Make the stool height to facilitate the fixture, table, desk, or the like, that the person will be sitting at,

and allow for lap/leg clearance.

 

Round stock can be obtained from home centers, or the like.

Look at round stock, hand railing stock, or the like.

The stock can  be cut to length and the ends dressed, as described above.

 

Check various sources, such as home centers, furniture stores, on-line, for applicable stool sizes and heights.

 

Hope the above helps, with your planning.

 

Good luck in your undertaking.

Alternate design:

Legs of 1-1/2" sq stock---

cross members of 1x2 stock.

Legs straight vs slanted out-word at the bottom.

 

The cross members secured to the legs with the Kreg joinery.

Cross members needed near the bottom---location height to suffice as a foot rest.
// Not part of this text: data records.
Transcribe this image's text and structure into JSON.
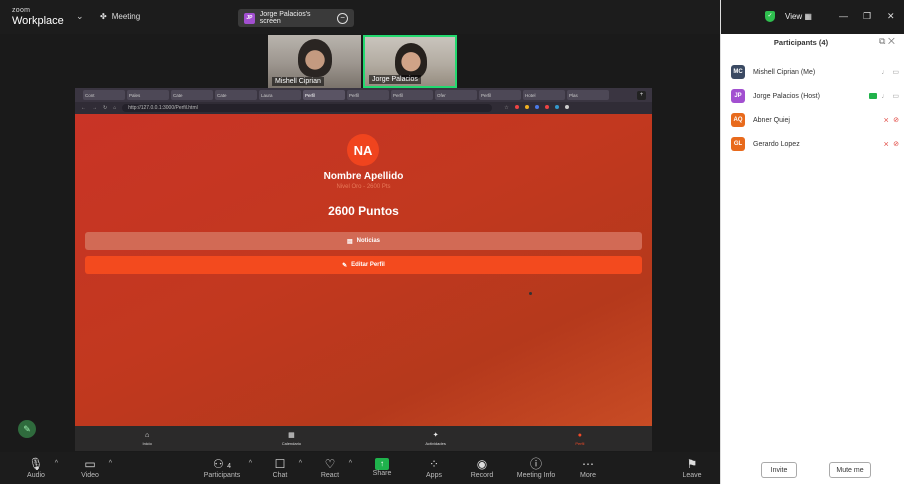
{
  "app": {
    "logo_top": "zoom",
    "logo_bottom": "Workplace",
    "meeting_label": "Meeting"
  },
  "share_banner": {
    "initials": "JP",
    "text": "Jorge Palacios's screen"
  },
  "thumbnails": [
    {
      "name": "Mishell Ciprian"
    },
    {
      "name": "Jorge Palacios"
    }
  ],
  "browser": {
    "url": "http://127.0.0.1:3000/Perfil.html",
    "tabs": [
      "Cont",
      "Pales",
      "Cate",
      "Cate",
      "Laura",
      "Perfil",
      "Perfil",
      "Perfil",
      "Ofer",
      "Perfil",
      "Hotel",
      "Plas"
    ]
  },
  "profile": {
    "initials": "NA",
    "name": "Nombre Apellido",
    "level": "Nivel Oro - 2600 Pts",
    "points": "2600 Puntos",
    "news_button": "Noticias",
    "edit_button": "Editar Perfil"
  },
  "bottom_nav": [
    {
      "label": "Inicio",
      "icon": "home-icon"
    },
    {
      "label": "Calendario",
      "icon": "calendar-icon"
    },
    {
      "label": "Actividades",
      "icon": "activities-icon"
    },
    {
      "label": "Perfil",
      "icon": "profile-icon"
    }
  ],
  "participants_panel": {
    "view_label": "View",
    "title": "Participants (4)",
    "participants": [
      {
        "initials": "MC",
        "name": "Mishell Ciprian (Me)",
        "color": "#3b4a63"
      },
      {
        "initials": "JP",
        "name": "Jorge Palacios (Host)",
        "color": "#a24fd0"
      },
      {
        "initials": "AQ",
        "name": "Abner Quiej",
        "color": "#e86a1c"
      },
      {
        "initials": "GL",
        "name": "Gerardo Lopez",
        "color": "#e86a1c"
      }
    ],
    "invite_label": "Invite",
    "mute_label": "Mute me"
  },
  "toolbar": {
    "audio": "Audio",
    "video": "Video",
    "participants": "Participants",
    "participants_count": "4",
    "chat": "Chat",
    "react": "React",
    "share": "Share",
    "apps": "Apps",
    "record": "Record",
    "meeting_info": "Meeting Info",
    "more": "More",
    "leave": "Leave"
  },
  "colors": {
    "accent_green": "#23d96f",
    "profile_accent": "#f34a1e",
    "leave_red": "#e84646"
  }
}
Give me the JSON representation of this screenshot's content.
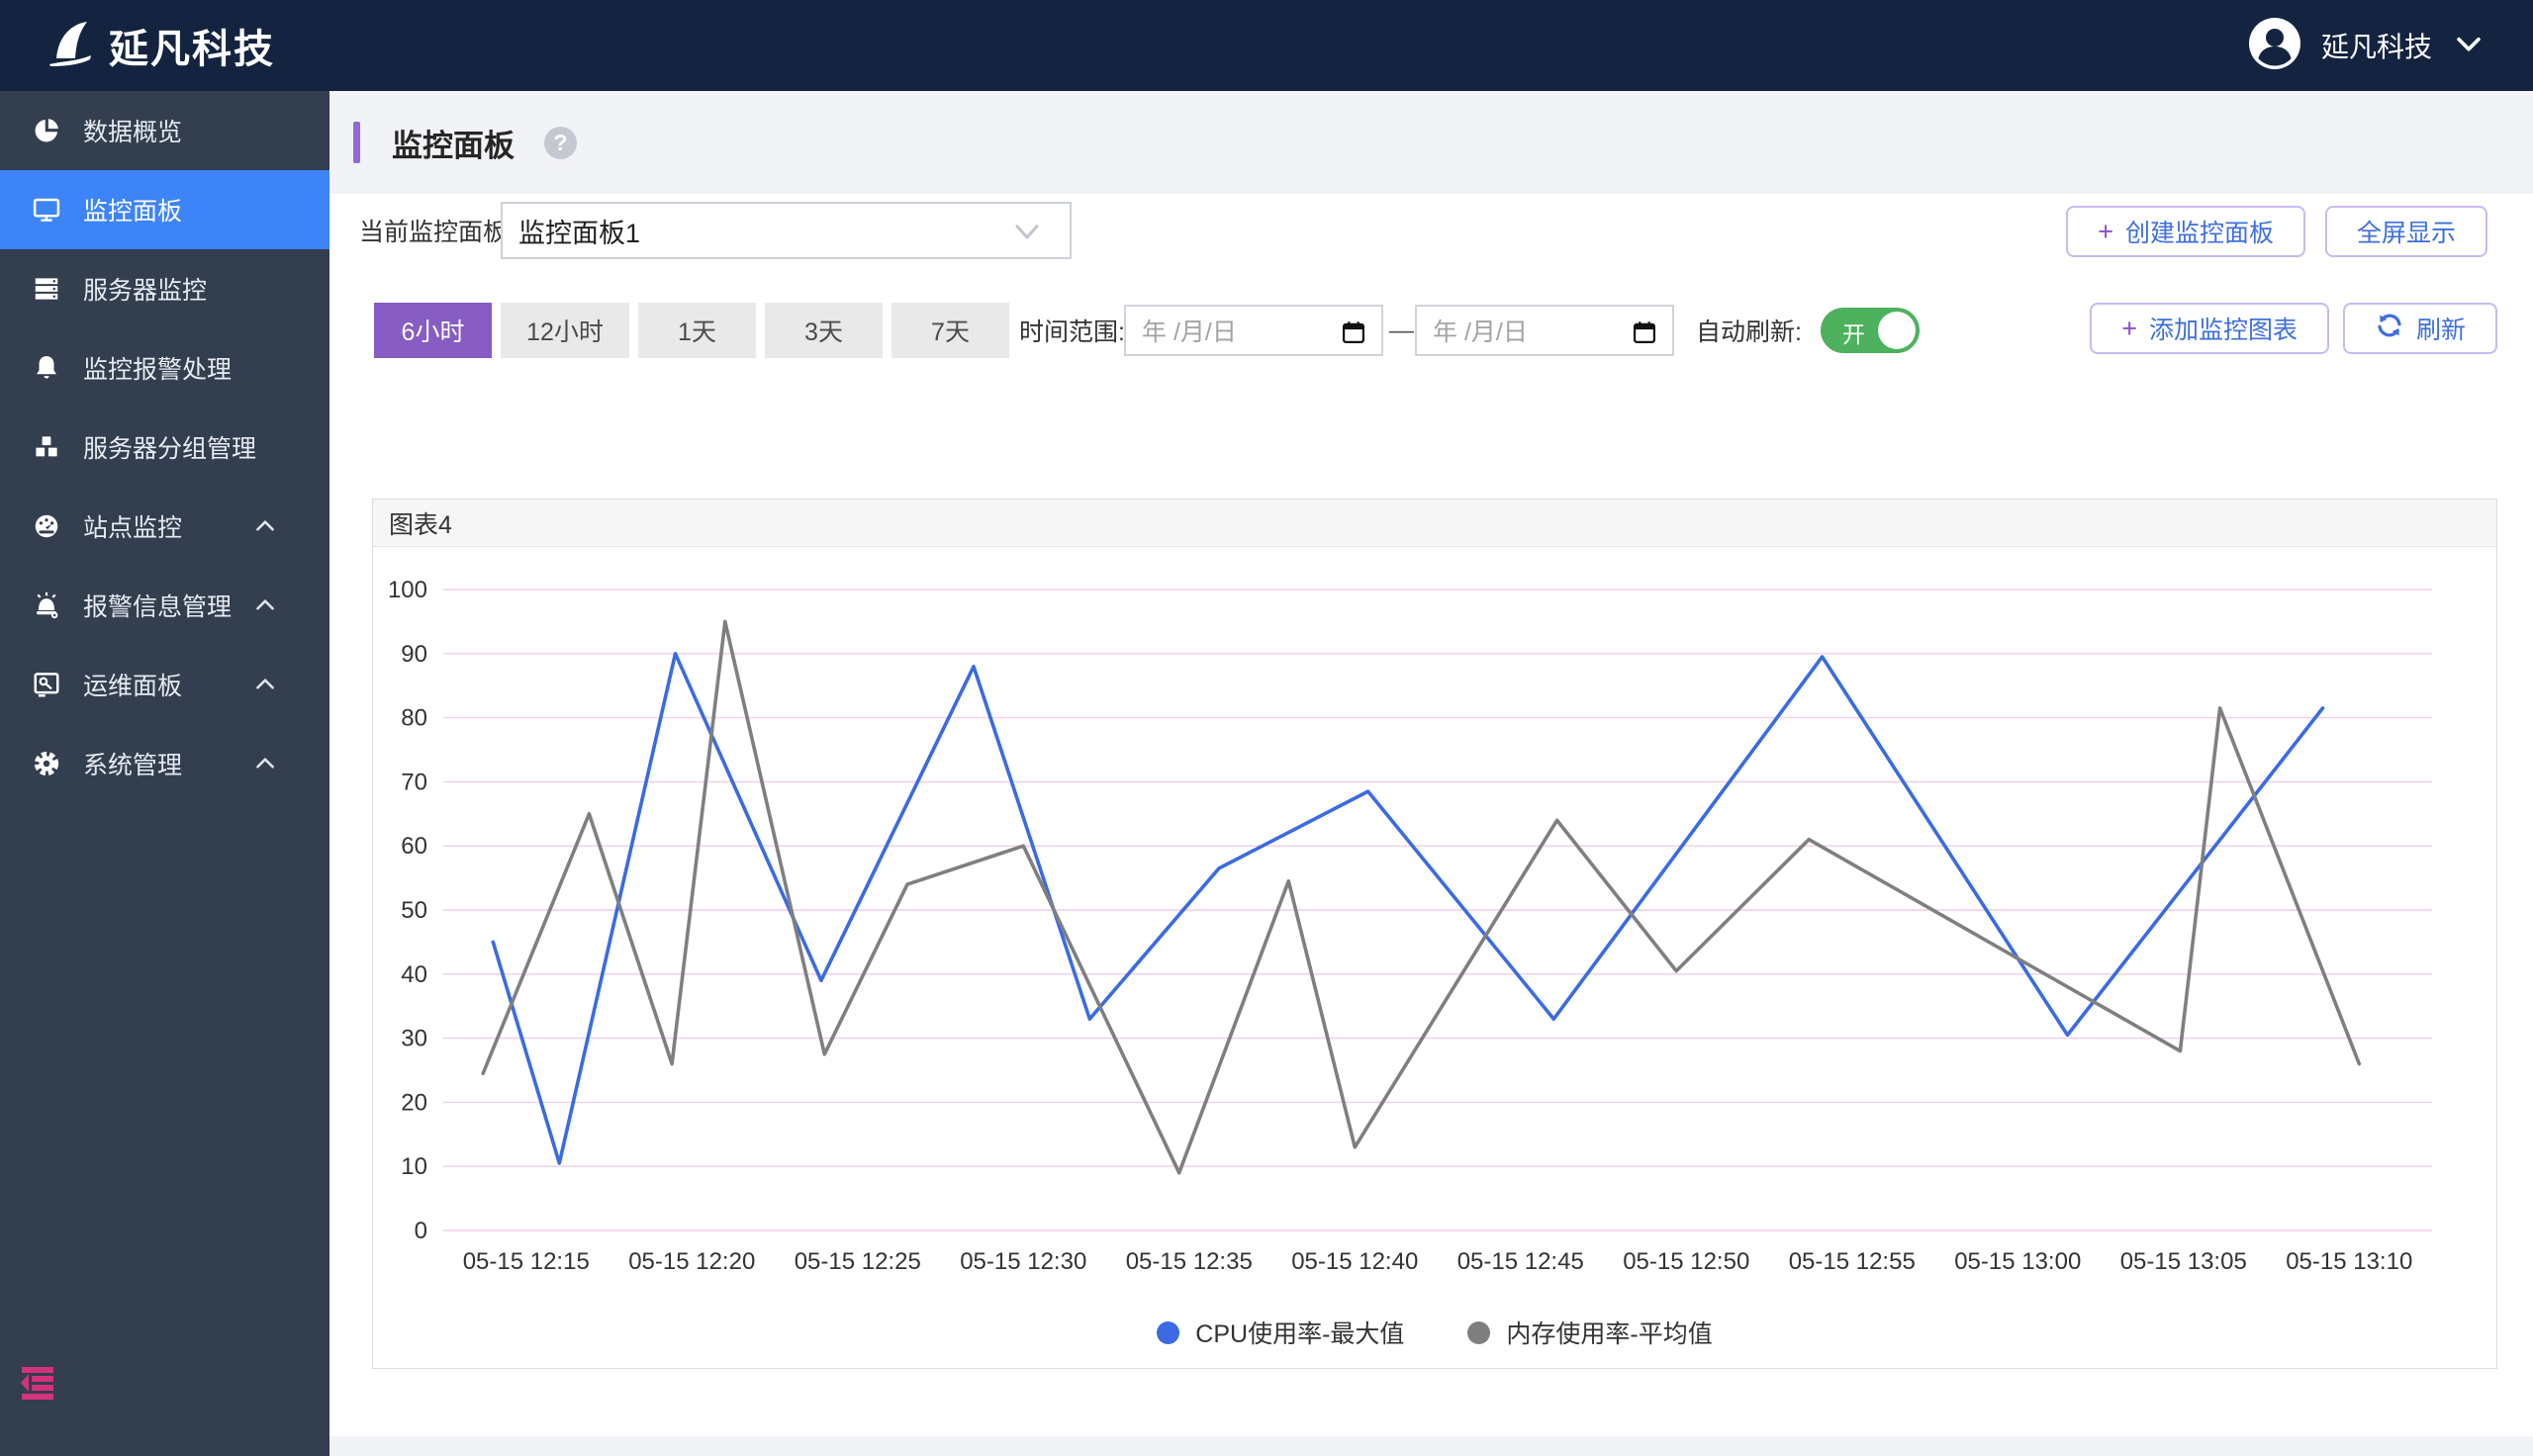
{
  "topbar": {
    "brand": "延凡科技",
    "user_name": "延凡科技"
  },
  "sidebar": {
    "items": [
      {
        "label": "数据概览",
        "icon": "pie-chart-icon",
        "active": false,
        "expandable": false
      },
      {
        "label": "监控面板",
        "icon": "monitor-icon",
        "active": true,
        "expandable": false
      },
      {
        "label": "服务器监控",
        "icon": "server-icon",
        "active": false,
        "expandable": false
      },
      {
        "label": "监控报警处理",
        "icon": "bell-icon",
        "active": false,
        "expandable": false
      },
      {
        "label": "服务器分组管理",
        "icon": "cubes-icon",
        "active": false,
        "expandable": false
      },
      {
        "label": "站点监控",
        "icon": "gauge-icon",
        "active": false,
        "expandable": true
      },
      {
        "label": "报警信息管理",
        "icon": "alarm-icon",
        "active": false,
        "expandable": true
      },
      {
        "label": "运维面板",
        "icon": "ops-panel-icon",
        "active": false,
        "expandable": true
      },
      {
        "label": "系统管理",
        "icon": "gear-icon",
        "active": false,
        "expandable": true
      }
    ]
  },
  "page": {
    "title": "监控面板"
  },
  "panel_select": {
    "label": "当前监控面板",
    "value": "监控面板1"
  },
  "actions": {
    "plus": "+",
    "create": "创建监控面板",
    "fullscreen": "全屏显示",
    "add_chart": "添加监控图表",
    "refresh": "刷新"
  },
  "toolbar": {
    "ranges": [
      {
        "label": "6小时",
        "active": true
      },
      {
        "label": "12小时",
        "active": false
      },
      {
        "label": "1天",
        "active": false
      },
      {
        "label": "3天",
        "active": false
      },
      {
        "label": "7天",
        "active": false
      }
    ],
    "time_range_label": "时间范围:",
    "date_placeholder": "年 /月/日",
    "separator": "—",
    "auto_refresh_label": "自动刷新:",
    "auto_refresh_state": "开"
  },
  "colors": {
    "accent_purple": "#875cc3",
    "link_blue": "#3d6fe0",
    "toggle_green": "#4db15d",
    "sidebar_active": "#3d84f7",
    "grid_pink": "#f2cdea"
  },
  "chart_data": {
    "type": "line",
    "title": "图表4",
    "y_axis": {
      "min": 0,
      "max": 100,
      "step": 10,
      "ticks": [
        0,
        10,
        20,
        30,
        40,
        50,
        60,
        70,
        80,
        90,
        100
      ]
    },
    "x_axis": {
      "tick_minutes": [
        15,
        20,
        25,
        30,
        35,
        40,
        45,
        50,
        55,
        60,
        65,
        70
      ],
      "tick_labels": [
        "05-15 12:15",
        "05-15 12:20",
        "05-15 12:25",
        "05-15 12:30",
        "05-15 12:35",
        "05-15 12:40",
        "05-15 12:45",
        "05-15 12:50",
        "05-15 12:55",
        "05-15 13:00",
        "05-15 13:05",
        "05-15 13:10"
      ]
    },
    "x_window_minutes": [
      12.5,
      72.5
    ],
    "grid": true,
    "legend_position": "bottom",
    "series": [
      {
        "name": "CPU使用率-最大值",
        "color": "#3a6be4",
        "points": [
          [
            14.0,
            45
          ],
          [
            16.0,
            10.5
          ],
          [
            19.5,
            90
          ],
          [
            23.9,
            39
          ],
          [
            28.5,
            88
          ],
          [
            32.0,
            33
          ],
          [
            35.9,
            56.5
          ],
          [
            40.4,
            68.5
          ],
          [
            46.0,
            33
          ],
          [
            54.1,
            89.5
          ],
          [
            61.5,
            30.5
          ],
          [
            69.2,
            81.5
          ]
        ]
      },
      {
        "name": "内存使用率-平均值",
        "color": "#7f7f7f",
        "points": [
          [
            13.7,
            24.5
          ],
          [
            16.9,
            65
          ],
          [
            19.4,
            26
          ],
          [
            21.0,
            95
          ],
          [
            24.0,
            27.5
          ],
          [
            26.5,
            54
          ],
          [
            30.0,
            60
          ],
          [
            34.7,
            9
          ],
          [
            38.0,
            54.5
          ],
          [
            40.0,
            13
          ],
          [
            46.1,
            64
          ],
          [
            49.7,
            40.5
          ],
          [
            53.7,
            61
          ],
          [
            64.9,
            28
          ],
          [
            66.1,
            81.5
          ],
          [
            70.3,
            26
          ]
        ]
      }
    ]
  }
}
Also cross members, about 1/4 the way down from the top.

 

I'd recommend using a hardwood, for a sturdier construction. 

Hi Ken,

Thank you for such detailed information. Will help me now and in future as well.

 

Best Regards,

AK

Hi AK,

Thanks for your reply.

Happy to be of help to a fellow woodworker.

 

Re: stools:  I teach special ed art and my kids (grades 5-12) love woodworking more than anything else we do.  I was blessed to receive an incredible grant this year from Lowe's Toolbox for Educators; it allowed me to add more hand tools, power drivers and sanders, lots of lumber, etc.  I would not make stools from those small furring strips.  I had the kids who chose to make stools measure 15 - 18" lengths of 2" by 2"s, measuring each cut from the first cut, not the cut just before it ("measure twice, cut once").  Sure of equal lengths, they are sanded.  I then have them measure about 3" down and wood glue both pairs of legs with 1" by 3" by 15" of well-sanded furring strips (we hand-sand, then power-sand each piece as it is cut).  Clamps are applied until the glue sets.  By the end of class time, students can draw X's over the rectangle formed by where the cross supports cover the legs, then drill a starter hole, drill a counter-sink hole, and drive a 1 1/4" screw (on each leg). The cross pieces must be at the same height.  Then they cut two 1" by 6" by 15" lengths of nice pine.  These are glued and clamped long-side to long-side to make the seat.  It is well-sanded again the next day after the wood glue has adequate time to dry.  About 2" below the top pair of cross supports, they glue 1" by 2" furring strips; repeat as above.  Having this short a gap provides the needed additional support, but intentionally reduces the gap so that feet cannot fest on the lower cross supports.

With extra student hands holding the legs, the builder then holds the seat on top of the legs so s/he can begin to envision the completed project.  S/he then draws a square on the bottom of the stool around each leg, which is then measured more precisely and drawn on with a square.  Two 8" lengths of 1" by 3" furring strips are glued width-wise on the bottom of the stool to strengthen the seat (screwed in after the glue sets - starter holes, counter-sink holes, then 1 1/4" screws).  Then lengths of 2" by 2"s are measured and attached inside of the marked corner squares, clamped.  The seat is again positioned atop the legs to be sure it will fit, before the glue on the 2" by 2"s is allowed to dry.  If the seat fits and the legs are still square, the supports are left to dry.

Outer cross supports are attached to match up with the ones already placed.  Once all glue is dry and pieces are screwed together, the legs are attached from inside with 1 3/4" wood screws on the width ends.  The length of the long sides allows for easier attaching from the inside once all legs are attached to the seat.

After final inspection and trial, the stool is stained or painted, allowed to dry, and then given a clear-coat (I like polyurethane).  I didn't bring home my prototype stool for the summer; I apologize if I have incorrect directions.  You can probably envision it, though.  It would look like a rectangular cube with portions of sides missing.  It's pretty sturdy and is a project that my kids can manage well.  Each one seems to be improvised.  I do want to find more ways to use my Kreg equipment at school, and am always open for suggestions.  Thanks, members!